I don't believe this problem is specific to MLSeq
as I tried running the train
function as
ctrl <- trainControl(method = "repeatedcv", number = 5,
repeats = 3)
train <- train(counts, conditions, method = "bag", B = 100,
bagControl = bagControl(fit = svmBag$fit, predict = svmBag$pred,
aggregate = svmBag$aggregate), trControl = ctrl)
where counts
is a data frame with the RNASeq data and conditions
is a factor with the classes and I got the exact same results. Any help is much appreciated.

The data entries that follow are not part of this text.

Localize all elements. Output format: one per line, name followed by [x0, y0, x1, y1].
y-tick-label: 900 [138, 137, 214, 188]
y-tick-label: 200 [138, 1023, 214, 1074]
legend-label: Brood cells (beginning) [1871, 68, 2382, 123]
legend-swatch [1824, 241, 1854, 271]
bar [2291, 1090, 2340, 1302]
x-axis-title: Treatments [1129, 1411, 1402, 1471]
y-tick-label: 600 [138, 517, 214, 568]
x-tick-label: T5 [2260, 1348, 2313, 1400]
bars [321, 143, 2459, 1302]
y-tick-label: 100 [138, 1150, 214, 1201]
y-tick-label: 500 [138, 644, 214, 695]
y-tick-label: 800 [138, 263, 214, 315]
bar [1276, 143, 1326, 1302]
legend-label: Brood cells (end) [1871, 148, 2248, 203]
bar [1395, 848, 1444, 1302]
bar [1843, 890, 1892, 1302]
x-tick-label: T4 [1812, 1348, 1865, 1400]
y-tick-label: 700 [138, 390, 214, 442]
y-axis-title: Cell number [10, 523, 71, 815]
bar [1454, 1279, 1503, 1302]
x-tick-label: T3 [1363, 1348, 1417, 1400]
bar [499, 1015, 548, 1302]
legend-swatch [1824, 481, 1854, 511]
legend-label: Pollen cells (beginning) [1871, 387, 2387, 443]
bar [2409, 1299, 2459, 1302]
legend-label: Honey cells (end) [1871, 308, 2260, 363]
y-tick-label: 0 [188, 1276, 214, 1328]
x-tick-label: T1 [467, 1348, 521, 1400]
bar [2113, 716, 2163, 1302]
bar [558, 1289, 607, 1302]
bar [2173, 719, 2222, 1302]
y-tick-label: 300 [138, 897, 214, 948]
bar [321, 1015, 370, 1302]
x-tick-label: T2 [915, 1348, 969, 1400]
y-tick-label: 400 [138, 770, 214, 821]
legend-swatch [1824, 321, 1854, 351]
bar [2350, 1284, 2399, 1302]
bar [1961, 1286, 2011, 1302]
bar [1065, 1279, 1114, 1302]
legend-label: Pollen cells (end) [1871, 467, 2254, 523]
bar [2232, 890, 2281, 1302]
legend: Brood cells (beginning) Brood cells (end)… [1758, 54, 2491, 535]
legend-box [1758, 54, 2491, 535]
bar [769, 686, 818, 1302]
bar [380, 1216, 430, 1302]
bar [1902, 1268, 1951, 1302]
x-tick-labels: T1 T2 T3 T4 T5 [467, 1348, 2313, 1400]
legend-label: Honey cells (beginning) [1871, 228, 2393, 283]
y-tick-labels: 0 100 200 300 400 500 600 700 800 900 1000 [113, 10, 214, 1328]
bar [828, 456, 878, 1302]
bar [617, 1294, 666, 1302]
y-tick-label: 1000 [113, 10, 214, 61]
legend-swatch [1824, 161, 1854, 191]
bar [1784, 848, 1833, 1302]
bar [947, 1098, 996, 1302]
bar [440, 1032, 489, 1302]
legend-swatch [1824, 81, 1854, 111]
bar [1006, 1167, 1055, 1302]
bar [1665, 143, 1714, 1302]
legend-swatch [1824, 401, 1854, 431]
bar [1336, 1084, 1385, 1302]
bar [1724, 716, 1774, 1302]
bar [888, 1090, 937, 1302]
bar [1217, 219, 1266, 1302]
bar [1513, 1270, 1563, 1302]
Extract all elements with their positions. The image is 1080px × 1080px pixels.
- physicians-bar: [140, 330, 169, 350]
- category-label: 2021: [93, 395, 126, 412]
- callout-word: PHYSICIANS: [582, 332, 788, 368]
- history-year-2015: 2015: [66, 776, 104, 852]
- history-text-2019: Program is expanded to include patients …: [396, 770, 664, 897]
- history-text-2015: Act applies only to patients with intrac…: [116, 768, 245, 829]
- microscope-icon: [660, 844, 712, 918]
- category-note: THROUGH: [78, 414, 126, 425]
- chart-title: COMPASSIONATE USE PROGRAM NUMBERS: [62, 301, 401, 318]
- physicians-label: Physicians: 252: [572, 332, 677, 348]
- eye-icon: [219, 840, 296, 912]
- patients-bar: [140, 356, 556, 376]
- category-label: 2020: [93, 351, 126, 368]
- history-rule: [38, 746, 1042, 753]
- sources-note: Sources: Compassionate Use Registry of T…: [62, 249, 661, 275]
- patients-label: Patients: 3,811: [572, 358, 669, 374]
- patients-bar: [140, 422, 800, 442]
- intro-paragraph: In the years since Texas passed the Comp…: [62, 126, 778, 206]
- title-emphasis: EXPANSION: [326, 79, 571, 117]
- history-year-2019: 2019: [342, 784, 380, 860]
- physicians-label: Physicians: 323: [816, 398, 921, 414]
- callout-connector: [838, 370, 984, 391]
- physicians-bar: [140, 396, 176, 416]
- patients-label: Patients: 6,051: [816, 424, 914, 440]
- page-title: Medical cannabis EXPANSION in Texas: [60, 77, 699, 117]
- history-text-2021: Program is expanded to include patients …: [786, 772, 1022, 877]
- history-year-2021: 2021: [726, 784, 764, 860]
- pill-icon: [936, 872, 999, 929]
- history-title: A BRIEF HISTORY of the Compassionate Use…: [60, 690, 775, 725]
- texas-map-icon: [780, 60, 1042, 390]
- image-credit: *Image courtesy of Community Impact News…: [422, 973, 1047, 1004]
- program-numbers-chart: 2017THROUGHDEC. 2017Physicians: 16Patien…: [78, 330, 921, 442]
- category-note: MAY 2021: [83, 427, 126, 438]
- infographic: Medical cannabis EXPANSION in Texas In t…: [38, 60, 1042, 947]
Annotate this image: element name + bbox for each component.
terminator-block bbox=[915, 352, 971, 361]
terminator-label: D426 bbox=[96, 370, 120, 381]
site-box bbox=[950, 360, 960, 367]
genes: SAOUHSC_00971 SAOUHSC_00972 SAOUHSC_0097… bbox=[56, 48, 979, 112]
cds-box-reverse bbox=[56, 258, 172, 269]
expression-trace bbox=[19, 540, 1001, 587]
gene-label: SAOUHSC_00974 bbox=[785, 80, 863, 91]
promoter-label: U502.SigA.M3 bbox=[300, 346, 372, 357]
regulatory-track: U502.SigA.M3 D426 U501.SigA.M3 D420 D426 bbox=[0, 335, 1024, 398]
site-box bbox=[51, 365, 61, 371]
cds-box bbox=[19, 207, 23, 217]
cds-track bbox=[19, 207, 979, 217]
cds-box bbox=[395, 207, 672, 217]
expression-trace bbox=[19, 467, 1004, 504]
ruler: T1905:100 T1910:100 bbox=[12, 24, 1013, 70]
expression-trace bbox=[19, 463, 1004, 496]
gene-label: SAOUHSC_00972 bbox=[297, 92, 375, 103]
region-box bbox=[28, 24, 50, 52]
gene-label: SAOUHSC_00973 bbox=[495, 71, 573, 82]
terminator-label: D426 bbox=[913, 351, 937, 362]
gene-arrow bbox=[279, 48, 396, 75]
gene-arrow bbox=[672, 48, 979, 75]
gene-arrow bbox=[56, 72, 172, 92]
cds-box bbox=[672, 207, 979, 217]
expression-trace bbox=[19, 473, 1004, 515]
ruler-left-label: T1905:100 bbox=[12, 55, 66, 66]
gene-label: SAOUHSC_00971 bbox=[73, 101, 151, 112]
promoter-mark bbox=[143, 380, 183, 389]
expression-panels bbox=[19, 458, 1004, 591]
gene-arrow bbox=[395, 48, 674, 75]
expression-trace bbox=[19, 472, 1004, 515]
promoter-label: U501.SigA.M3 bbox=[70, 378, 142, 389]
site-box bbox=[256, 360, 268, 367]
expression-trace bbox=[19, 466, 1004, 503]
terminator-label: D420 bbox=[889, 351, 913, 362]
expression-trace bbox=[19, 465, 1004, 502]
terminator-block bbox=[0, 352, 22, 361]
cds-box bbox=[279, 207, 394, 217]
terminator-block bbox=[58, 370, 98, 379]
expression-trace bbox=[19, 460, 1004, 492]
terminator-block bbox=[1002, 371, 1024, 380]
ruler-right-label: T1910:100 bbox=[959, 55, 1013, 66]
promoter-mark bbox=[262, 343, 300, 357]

I was trying to debug my problem, and seem to have inadvertently found a solution. Since the problem seemed to be in the predict function so I stored the svmBag$pred
function as a variable predfunct
so I could see where it was not working
predfunct<-function (object, x)
{
if (is.character(lev(object))) {
out <- predict(object, as.matrix(x), type = "probabilities")
colnames(out) <- lev(object)
rownames(out) <- NULL
}
else out <- predict(object, as.matrix(x))[, 1]
out
}
and then calling
train <- train(counts, conditions, method = "bag", B = 100,
bagControl = bagControl(fit = svmBag$fit, predict = predfunct,
aggregate = svmBag$aggregate), trControl = ctrl)
as in the last code block of the problem description with predfunct
replacing svmBag$pred
. Somehow this fixed the problem and everything runs just fine. If anyone can figure out why this worked, and preferably find a solution that isn't such a kluge, I will make your response the answer.